The Nebraska Hall of Fame, Part I: Frederic E. Clements

February, 2013

Lincoln -- The Nebraska Hall of Fame Commission selects one person every five years for inclusion into the Hall of Fame. The person must have been dead at least thirty-five years before selection, to ensure a test of time.

Last year I nominated Frederic E. Clements and his wife Edith Schwartz Clements, both NU graduates, botanists, and founders of the science of ecology. They were a team of scientists the likes of which, according to the Nebraska Press Association, had not been seen since the Curies. It was foretold that they could not be chosen, because the state governing statute permits only one selectee at a time. The Commission chose Alvin Johnson, a deserving addition whom I also supported.

The Commission has discussed the need for a statutory change. I was gratified that it recognized the importance of the Clementses and may recommend statutory changes to give the Commission more flexibility. The following is the short version of my presentation to the Commission on behalf of Frederic Clements.


Where to start to describe perhaps the greatest scientist ever produced by the State of Nebraska, Frederic Clements? He was a whirlwind student at the University of Nebraska: Phi Beta Kappa, Sigma Xi, varsity football, co-founder of the Pershing Rifles, poet, botanical surveyor of the Missouri and Niobrara valleys, and president of the Seminarium Botanicum (Sem Bot), which elevated academic standards at the fledgling university and put it on the map as one of the nation's leading universities of its day.

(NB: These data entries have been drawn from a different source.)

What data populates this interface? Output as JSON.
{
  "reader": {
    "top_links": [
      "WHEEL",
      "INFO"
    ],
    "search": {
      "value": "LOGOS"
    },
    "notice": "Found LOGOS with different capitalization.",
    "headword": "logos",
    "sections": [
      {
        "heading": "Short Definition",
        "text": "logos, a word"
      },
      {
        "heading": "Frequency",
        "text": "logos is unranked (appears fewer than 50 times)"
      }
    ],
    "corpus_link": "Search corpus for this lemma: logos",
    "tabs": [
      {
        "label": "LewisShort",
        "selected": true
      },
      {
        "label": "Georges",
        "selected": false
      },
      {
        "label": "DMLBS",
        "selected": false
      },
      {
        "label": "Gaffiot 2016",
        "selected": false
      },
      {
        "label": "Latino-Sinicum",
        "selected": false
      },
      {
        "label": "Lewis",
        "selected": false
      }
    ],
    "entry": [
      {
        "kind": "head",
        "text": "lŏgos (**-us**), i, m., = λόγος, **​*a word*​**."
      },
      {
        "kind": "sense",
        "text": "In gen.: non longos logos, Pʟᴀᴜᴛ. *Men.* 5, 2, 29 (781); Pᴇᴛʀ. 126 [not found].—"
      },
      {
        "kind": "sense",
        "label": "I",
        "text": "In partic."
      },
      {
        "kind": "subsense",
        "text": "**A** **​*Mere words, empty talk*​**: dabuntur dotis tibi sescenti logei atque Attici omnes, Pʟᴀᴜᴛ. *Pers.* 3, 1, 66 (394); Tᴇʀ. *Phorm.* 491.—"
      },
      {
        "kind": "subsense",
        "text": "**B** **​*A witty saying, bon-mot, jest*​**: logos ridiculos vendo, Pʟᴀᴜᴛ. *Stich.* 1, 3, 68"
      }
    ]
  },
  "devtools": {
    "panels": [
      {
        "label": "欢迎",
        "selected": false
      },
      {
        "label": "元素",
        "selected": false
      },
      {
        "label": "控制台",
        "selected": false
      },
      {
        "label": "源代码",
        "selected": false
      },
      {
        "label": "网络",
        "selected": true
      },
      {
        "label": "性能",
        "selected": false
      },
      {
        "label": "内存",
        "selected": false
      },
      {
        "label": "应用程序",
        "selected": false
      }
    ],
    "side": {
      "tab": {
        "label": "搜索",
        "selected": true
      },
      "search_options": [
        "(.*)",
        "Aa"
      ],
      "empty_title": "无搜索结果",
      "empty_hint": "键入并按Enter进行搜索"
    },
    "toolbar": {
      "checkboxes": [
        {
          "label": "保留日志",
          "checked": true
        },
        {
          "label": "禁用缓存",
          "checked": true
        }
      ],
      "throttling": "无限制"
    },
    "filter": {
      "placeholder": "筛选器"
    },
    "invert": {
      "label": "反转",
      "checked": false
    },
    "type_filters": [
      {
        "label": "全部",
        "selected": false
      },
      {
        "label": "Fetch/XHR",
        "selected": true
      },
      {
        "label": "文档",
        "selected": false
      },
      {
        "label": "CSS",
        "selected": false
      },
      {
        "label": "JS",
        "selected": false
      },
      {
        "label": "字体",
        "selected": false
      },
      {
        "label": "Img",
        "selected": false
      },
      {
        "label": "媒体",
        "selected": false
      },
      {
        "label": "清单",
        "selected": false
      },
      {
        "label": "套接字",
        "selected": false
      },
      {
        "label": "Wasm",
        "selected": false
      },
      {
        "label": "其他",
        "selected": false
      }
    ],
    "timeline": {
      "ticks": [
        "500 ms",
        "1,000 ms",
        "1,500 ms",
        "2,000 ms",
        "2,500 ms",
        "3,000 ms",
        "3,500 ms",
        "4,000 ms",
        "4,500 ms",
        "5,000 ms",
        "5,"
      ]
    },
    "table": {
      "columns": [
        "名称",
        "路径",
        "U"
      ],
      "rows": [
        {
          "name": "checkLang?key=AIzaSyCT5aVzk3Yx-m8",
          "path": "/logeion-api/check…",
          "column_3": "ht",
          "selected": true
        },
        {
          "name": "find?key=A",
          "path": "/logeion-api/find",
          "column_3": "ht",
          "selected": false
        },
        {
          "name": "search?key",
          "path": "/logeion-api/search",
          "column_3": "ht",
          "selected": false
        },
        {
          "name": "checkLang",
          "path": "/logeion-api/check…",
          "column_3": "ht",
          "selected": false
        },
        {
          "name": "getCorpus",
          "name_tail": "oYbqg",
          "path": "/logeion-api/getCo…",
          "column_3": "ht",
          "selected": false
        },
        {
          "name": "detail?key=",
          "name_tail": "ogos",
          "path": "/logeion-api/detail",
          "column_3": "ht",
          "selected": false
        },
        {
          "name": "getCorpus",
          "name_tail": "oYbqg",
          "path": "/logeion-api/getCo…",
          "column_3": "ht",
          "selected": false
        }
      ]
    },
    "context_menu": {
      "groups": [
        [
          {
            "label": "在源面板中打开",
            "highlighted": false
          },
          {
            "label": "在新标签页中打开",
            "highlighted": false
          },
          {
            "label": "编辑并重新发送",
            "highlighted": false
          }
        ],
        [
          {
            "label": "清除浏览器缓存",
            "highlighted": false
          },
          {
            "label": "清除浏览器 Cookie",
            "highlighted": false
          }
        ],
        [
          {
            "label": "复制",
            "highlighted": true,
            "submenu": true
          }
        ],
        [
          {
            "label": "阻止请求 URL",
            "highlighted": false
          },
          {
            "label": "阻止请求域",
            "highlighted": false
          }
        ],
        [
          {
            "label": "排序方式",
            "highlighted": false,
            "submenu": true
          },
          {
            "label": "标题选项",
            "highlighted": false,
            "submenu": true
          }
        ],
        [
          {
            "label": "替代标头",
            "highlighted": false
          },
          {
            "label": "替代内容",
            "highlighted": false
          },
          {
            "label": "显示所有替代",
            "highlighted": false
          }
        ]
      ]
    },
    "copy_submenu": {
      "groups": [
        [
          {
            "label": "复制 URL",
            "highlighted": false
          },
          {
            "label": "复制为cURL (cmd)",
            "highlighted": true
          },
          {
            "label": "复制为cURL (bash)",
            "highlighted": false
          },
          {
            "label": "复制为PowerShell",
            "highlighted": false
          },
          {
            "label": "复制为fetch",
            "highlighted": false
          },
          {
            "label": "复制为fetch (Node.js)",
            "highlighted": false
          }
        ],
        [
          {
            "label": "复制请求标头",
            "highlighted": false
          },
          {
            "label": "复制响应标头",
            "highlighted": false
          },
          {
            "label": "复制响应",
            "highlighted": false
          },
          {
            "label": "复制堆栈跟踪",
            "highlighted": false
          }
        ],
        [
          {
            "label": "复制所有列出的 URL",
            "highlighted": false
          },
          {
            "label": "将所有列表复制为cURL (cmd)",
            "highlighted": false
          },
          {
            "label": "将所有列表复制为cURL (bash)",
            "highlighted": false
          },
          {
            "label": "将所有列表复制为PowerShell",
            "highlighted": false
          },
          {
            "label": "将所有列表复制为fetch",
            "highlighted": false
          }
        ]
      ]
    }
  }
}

After writing, with his co-author Roscoe Pound, one of the world's first phytogeographical surveys (for which both authors received a Ph.D.) he joined the University of Nebraska faculty in 1899. By 1905 he had written a body of scientific work, including Research Methods in Ecology, that established him as founder of the modern science of plant ecology. With his approach to "dynamic ecology" he became known nationally to Gifford Pinchot at the U.S. Forest Service and soon became chair of the department of botany at the University of Minnesota. There his publications marked him as one of the world's leading scientists in his field and he moved in 1917 to the Carnegie Institution, which placed him in charge of its laboratories in Tucson and Santa Barbara, in addition to supporting his own laboratory (established with his wife Edith) at Pikes Peak.

Frederic aggressively advanced his ecological theories, which over time have become known as the "Clementsian paradigm." He viewed vegetation as an ordered community that was more than the sum of its individual plants, and traced the succession of plant communities in any given location toward an inevitable climax and stable state. He viewed environmental factors as determinative of climax states and also conducted experiments to show that environmental factors were heritable.

These views eventually were challenged by others in the academic community who favored a more individualistic and chaotic view of nature and who insisted that Clements step back from his claims that environmental factors were heritable. The Clementsian paradigm began to fall from academic favor and after Frederic's death in 1945 survived mainly through the network of followers that Frederic had, during the Dust Bowl years, built up in the Forest Service, the Soil Conservation Service, and among practitioners in the field of range management.

The Clementsian paradigm, however, became a model in other disciplines that borrowed its holistic approach. Moreover, the inventiveness and pioneering work of Frederic Clements in botany and ecology made him an important figure in the history of science. In recent decades, many articles and books have rediscovered Frederic and Edith Clements; more are inevitable as the new field of epigenetics demonstrates that environmental factors are indeed heritable. Not long ago I had a note from a Canadian scholar who wrote, "the Clementses will be having something of a comeback - along with the Tansleys." Sir Arthur Tansley, once a rival of Clements for recognition as the world's leading ecologist, wrote of Frederic Clements that he was "by far the greatest individual creator of the modern science of vegetation."